Voavas de dentro de mim e não te conseguia mais apanhar. Sentavas-te na beira de uma janela qualquer e deixava de ouvir-te. Sentia-te perto mas já não sabia onde te agarrar.
Nos véus que deixavas cair, um a um de mansinho, via o que foste e o que voltarás a ser. Via-te toda, toda tu toda, como não te querias mostrar. Olhava-te forrada no sono, aninhada em ti, enleada nos sonhos que te cobriam até aos pés e não queria mais acordar.
Perdi-me de ti na primeira vez que te entregaste a mim. Nessa derradeira primeira vez, como todas o são, em que te quebraste por inteiro para mim, só para mim, e eu fiquei sem saber como te apertar. Embalei-me nos teus gemidos e súplicas, nos teus desejos e calores dormentes, nas tuas palavras escorregadias e tremidas. Levaste-me pela mão e eu fui.
A curva dos teus sentidos não era mais do que um reflexo de mim e do que acabáramos de ser.
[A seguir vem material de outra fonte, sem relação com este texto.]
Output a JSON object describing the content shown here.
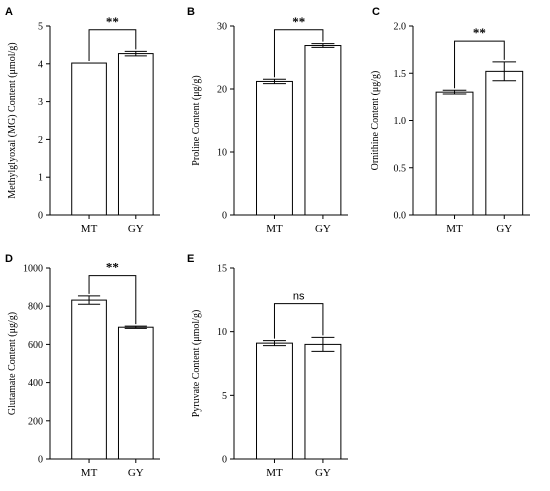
{
  "chart_data": [
    {
      "panel": "A",
      "type": "bar",
      "categories": [
        "MT",
        "GY"
      ],
      "values": [
        4.02,
        4.27
      ],
      "errors": [
        0.0,
        0.06
      ],
      "ylabel": "Methylglyoxal (MG) Content (μmol/g)",
      "ylim": [
        0,
        5
      ],
      "yticks": [
        0,
        1,
        2,
        3,
        4,
        5
      ],
      "ytick_labels": [
        "0",
        "1",
        "2",
        "3",
        "4",
        "5"
      ],
      "significance": "**",
      "bracket_y": 4.9
    },
    {
      "panel": "B",
      "type": "bar",
      "categories": [
        "MT",
        "GY"
      ],
      "values": [
        21.2,
        26.9
      ],
      "errors": [
        0.35,
        0.3
      ],
      "ylabel": "Proline Content (μg/g)",
      "ylim": [
        0,
        30
      ],
      "yticks": [
        0,
        10,
        20,
        30
      ],
      "ytick_labels": [
        "0",
        "10",
        "20",
        "30"
      ],
      "significance": "**",
      "bracket_y": 29.4
    },
    {
      "panel": "C",
      "type": "bar",
      "categories": [
        "MT",
        "GY"
      ],
      "values": [
        1.3,
        1.52
      ],
      "errors": [
        0.02,
        0.1
      ],
      "ylabel": "Ornithine Content (μg/g)",
      "ylim": [
        0,
        2.0
      ],
      "yticks": [
        0,
        0.5,
        1.0,
        1.5,
        2.0
      ],
      "ytick_labels": [
        "0.0",
        "0.5",
        "1.0",
        "1.5",
        "2.0"
      ],
      "significance": "**",
      "bracket_y": 1.84
    },
    {
      "panel": "D",
      "type": "bar",
      "categories": [
        "MT",
        "GY"
      ],
      "values": [
        832,
        690
      ],
      "errors": [
        22,
        6
      ],
      "ylabel": "Glutamate Content (μg/g)",
      "ylim": [
        0,
        1000
      ],
      "yticks": [
        0,
        200,
        400,
        600,
        800,
        1000
      ],
      "ytick_labels": [
        "0",
        "200",
        "400",
        "600",
        "800",
        "1000"
      ],
      "significance": "**",
      "bracket_y": 960
    },
    {
      "panel": "E",
      "type": "bar",
      "categories": [
        "MT",
        "GY"
      ],
      "values": [
        9.1,
        9.0
      ],
      "errors": [
        0.2,
        0.55
      ],
      "ylabel": "Pyruvate Content (μmol/g)",
      "ylim": [
        0,
        15
      ],
      "yticks": [
        0,
        5,
        10,
        15
      ],
      "ytick_labels": [
        "0",
        "5",
        "10",
        "15"
      ],
      "significance": "ns",
      "bracket_y": 12.2
    }
  ]
}
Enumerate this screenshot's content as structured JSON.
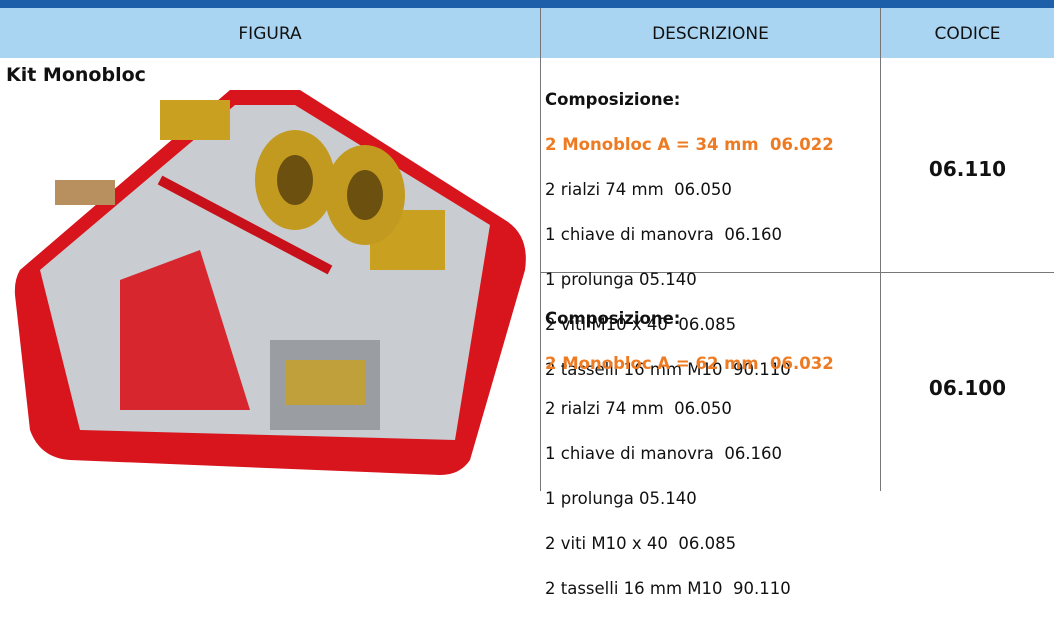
{
  "header": {
    "columns": [
      "FIGURA",
      "DESCRIZIONE",
      "CODICE"
    ]
  },
  "table": {
    "title": "Kit Monobloc",
    "rows": [
      {
        "heading": "Composizione:",
        "highlight": "2 Monobloc A = 34 mm  06.022",
        "lines": [
          "2 rialzi 74 mm  06.050",
          "1 chiave di manovra  06.160",
          "1 prolunga 05.140",
          "2 viti M10 x 40  06.085",
          "2 tasselli 16 mm M10  90.110"
        ],
        "code": "06.110"
      },
      {
        "heading": "Composizione:",
        "highlight": "2 Monobloc A = 62 mm  06.032",
        "lines": [
          "2 rialzi 74 mm  06.050",
          "1 chiave di manovra  06.160",
          "1 prolunga 05.140",
          "2 viti M10 x 40  06.085",
          "2 tasselli 16 mm M10  90.110"
        ],
        "code": "06.100"
      }
    ]
  }
}
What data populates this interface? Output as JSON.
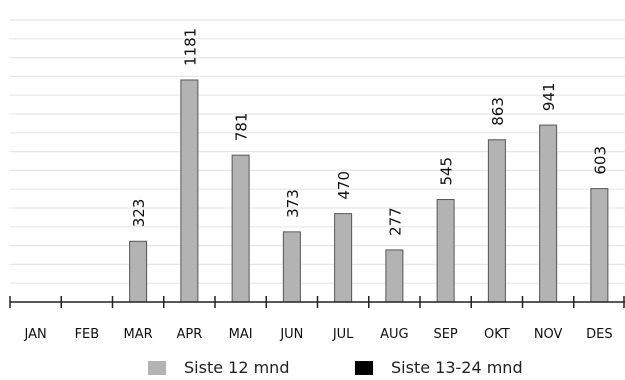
{
  "chart_data": {
    "type": "bar",
    "categories": [
      "JAN",
      "FEB",
      "MAR",
      "APR",
      "MAI",
      "JUN",
      "JUL",
      "AUG",
      "SEP",
      "OKT",
      "NOV",
      "DES"
    ],
    "series": [
      {
        "name": "Siste 12 mnd",
        "color": "#b3b3b3",
        "values": [
          null,
          null,
          323,
          1181,
          781,
          373,
          470,
          277,
          545,
          863,
          941,
          603
        ],
        "labels": [
          "",
          "",
          "323",
          "1181",
          "781",
          "373",
          "470",
          "277",
          "545",
          "863",
          "941",
          "603"
        ]
      },
      {
        "name": "Siste 13-24 mnd",
        "color": "#000000",
        "values": [
          null,
          null,
          null,
          null,
          null,
          null,
          null,
          null,
          null,
          null,
          null,
          null
        ]
      }
    ],
    "ylim": [
      0,
      1500
    ],
    "grid": true,
    "legend_position": "bottom"
  }
}
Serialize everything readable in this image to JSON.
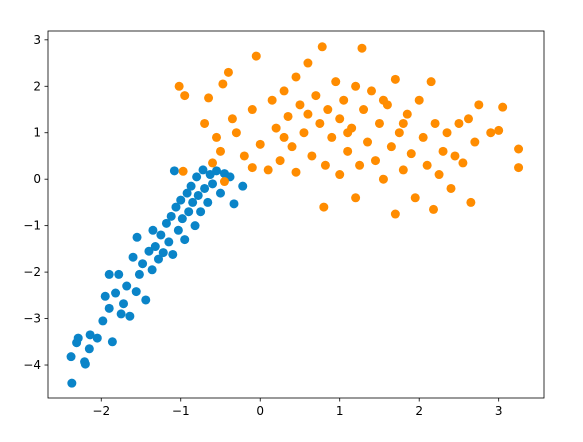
{
  "chart_data": {
    "type": "scatter",
    "xlim": [
      -2.67,
      3.57
    ],
    "ylim": [
      -4.71,
      3.19
    ],
    "xticks": [
      {
        "value": -2,
        "label": "−2"
      },
      {
        "value": -1,
        "label": "−1"
      },
      0,
      1,
      2,
      3
    ],
    "yticks": [
      {
        "value": -4,
        "label": "−4"
      },
      {
        "value": -3,
        "label": "−3"
      },
      {
        "value": -2,
        "label": "−2"
      },
      {
        "value": -1,
        "label": "−1"
      },
      0,
      1,
      2,
      3
    ],
    "series": [
      {
        "color": "#0a84c8",
        "x": [
          -2.37,
          -2.38,
          -2.29,
          -2.31,
          -2.2,
          -2.21,
          -2.15,
          -2.14,
          -2.05,
          -1.98,
          -1.95,
          -1.9,
          -1.86,
          -1.82,
          -1.78,
          -1.72,
          -1.68,
          -1.64,
          -1.6,
          -1.56,
          -1.52,
          -1.48,
          -1.44,
          -1.4,
          -1.36,
          -1.32,
          -1.28,
          -1.25,
          -1.22,
          -1.18,
          -1.15,
          -1.12,
          -1.1,
          -1.06,
          -1.03,
          -1.0,
          -0.98,
          -0.95,
          -0.92,
          -0.9,
          -0.87,
          -0.85,
          -0.82,
          -0.8,
          -0.78,
          -0.75,
          -0.72,
          -0.7,
          -0.66,
          -0.63,
          -0.6,
          -0.55,
          -0.5,
          -0.45,
          -0.38,
          -0.22,
          -0.33,
          -1.08,
          -1.35,
          -1.55,
          -1.9,
          -1.75
        ],
        "y": [
          -4.39,
          -3.82,
          -3.42,
          -3.52,
          -3.98,
          -3.93,
          -3.65,
          -3.35,
          -3.42,
          -3.05,
          -2.52,
          -2.78,
          -3.5,
          -2.45,
          -2.05,
          -2.68,
          -2.3,
          -2.95,
          -1.68,
          -2.42,
          -2.05,
          -1.82,
          -2.6,
          -1.55,
          -1.95,
          -1.45,
          -1.72,
          -1.2,
          -1.58,
          -0.95,
          -1.35,
          -0.8,
          -1.62,
          -0.6,
          -1.1,
          -0.45,
          -0.85,
          -1.3,
          -0.3,
          -0.7,
          -0.15,
          -0.5,
          -1.0,
          0.05,
          -0.35,
          -0.7,
          0.2,
          -0.2,
          -0.5,
          0.1,
          -0.1,
          0.18,
          -0.3,
          0.12,
          0.05,
          -0.15,
          -0.53,
          0.18,
          -1.1,
          -1.25,
          -2.05,
          -2.9
        ]
      },
      {
        "color": "#ff8c00",
        "x": [
          -0.97,
          -0.6,
          -0.45,
          -0.5,
          -0.3,
          -0.2,
          -0.1,
          0.0,
          0.1,
          -0.1,
          -0.05,
          -1.02,
          -0.95,
          -0.65,
          -0.47,
          -0.4,
          -0.7,
          -0.55,
          -0.35,
          0.15,
          0.2,
          0.25,
          0.3,
          0.35,
          0.4,
          0.45,
          0.45,
          0.5,
          0.55,
          0.6,
          0.65,
          0.7,
          0.75,
          0.78,
          0.8,
          0.82,
          0.85,
          0.9,
          0.95,
          1.0,
          1.0,
          1.05,
          1.1,
          1.15,
          1.2,
          1.2,
          1.25,
          1.3,
          1.28,
          1.35,
          1.4,
          1.45,
          1.5,
          1.55,
          1.6,
          1.65,
          1.7,
          1.7,
          1.75,
          1.8,
          1.85,
          1.9,
          1.95,
          2.0,
          2.05,
          2.1,
          2.15,
          2.18,
          2.2,
          2.25,
          2.3,
          2.35,
          2.4,
          2.45,
          2.5,
          2.55,
          2.62,
          2.65,
          2.7,
          2.75,
          2.9,
          3.0,
          3.05,
          3.25,
          3.25,
          1.55,
          0.6,
          0.3,
          1.1,
          1.8
        ],
        "y": [
          0.17,
          0.35,
          -0.05,
          0.6,
          1.0,
          0.5,
          0.25,
          0.75,
          0.2,
          1.5,
          2.65,
          2.0,
          1.8,
          1.75,
          2.05,
          2.3,
          1.2,
          0.9,
          1.3,
          1.7,
          1.1,
          0.4,
          1.9,
          1.35,
          0.7,
          2.2,
          0.15,
          1.6,
          1.0,
          2.5,
          0.5,
          1.8,
          1.2,
          2.85,
          -0.6,
          0.3,
          1.5,
          0.9,
          2.1,
          1.3,
          0.1,
          1.7,
          0.6,
          1.1,
          2.0,
          -0.4,
          0.3,
          1.5,
          2.82,
          0.8,
          1.9,
          0.4,
          1.2,
          0.0,
          1.6,
          0.7,
          -0.75,
          2.15,
          1.0,
          0.2,
          1.4,
          0.55,
          -0.4,
          1.7,
          0.9,
          0.3,
          2.1,
          -0.65,
          1.2,
          0.1,
          0.6,
          1.0,
          -0.2,
          0.5,
          1.2,
          0.35,
          1.3,
          -0.5,
          0.8,
          1.6,
          1.0,
          1.05,
          1.55,
          0.65,
          0.25,
          1.7,
          1.4,
          0.9,
          1.0,
          1.2
        ]
      }
    ]
  }
}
A estrada das tuas mãos levava-me até ao fim de mim, ao principio de nós. A tua pele no meu cheiro, o teu seio na minha boca, o teu sentido de mim soltaram-se dentro do nosso fundo e fizeram-te voar até à lua mais alta no céu mais claro do mundo mais infinito.
Quebrámos os dois e encontrámo-nos de novo. Uma e outra vez como em todas que desejámos. Sempre no principio de ti e no fim de mim. E quando me acabavas e entontecido não fazia mais do que apenas ser, abrias as tuas asas de mil sons e voavas para longe de mim, perdida num canto onde não te conseguia ver.
Agora pedes-me mais e eu não tenho mais nada para dar. Na transparência do que te digo - digo-te, conto-te, provoco-te, deixo-te, quebro-te -, mostro-te que de mim ja tens tudo, já nada mais tenho para te entregar. Brotas de novo em mim, boca com boca, peito com pele, mão no meu canto e entregas o laço com que me pedes para te prender de dentro de mim, para fora de nós, do início do que fui e do que sou.
Agora sei-te sempre aqui, agora já não queres voar. Não desapareces e não te desencontro. Nós dois somos um.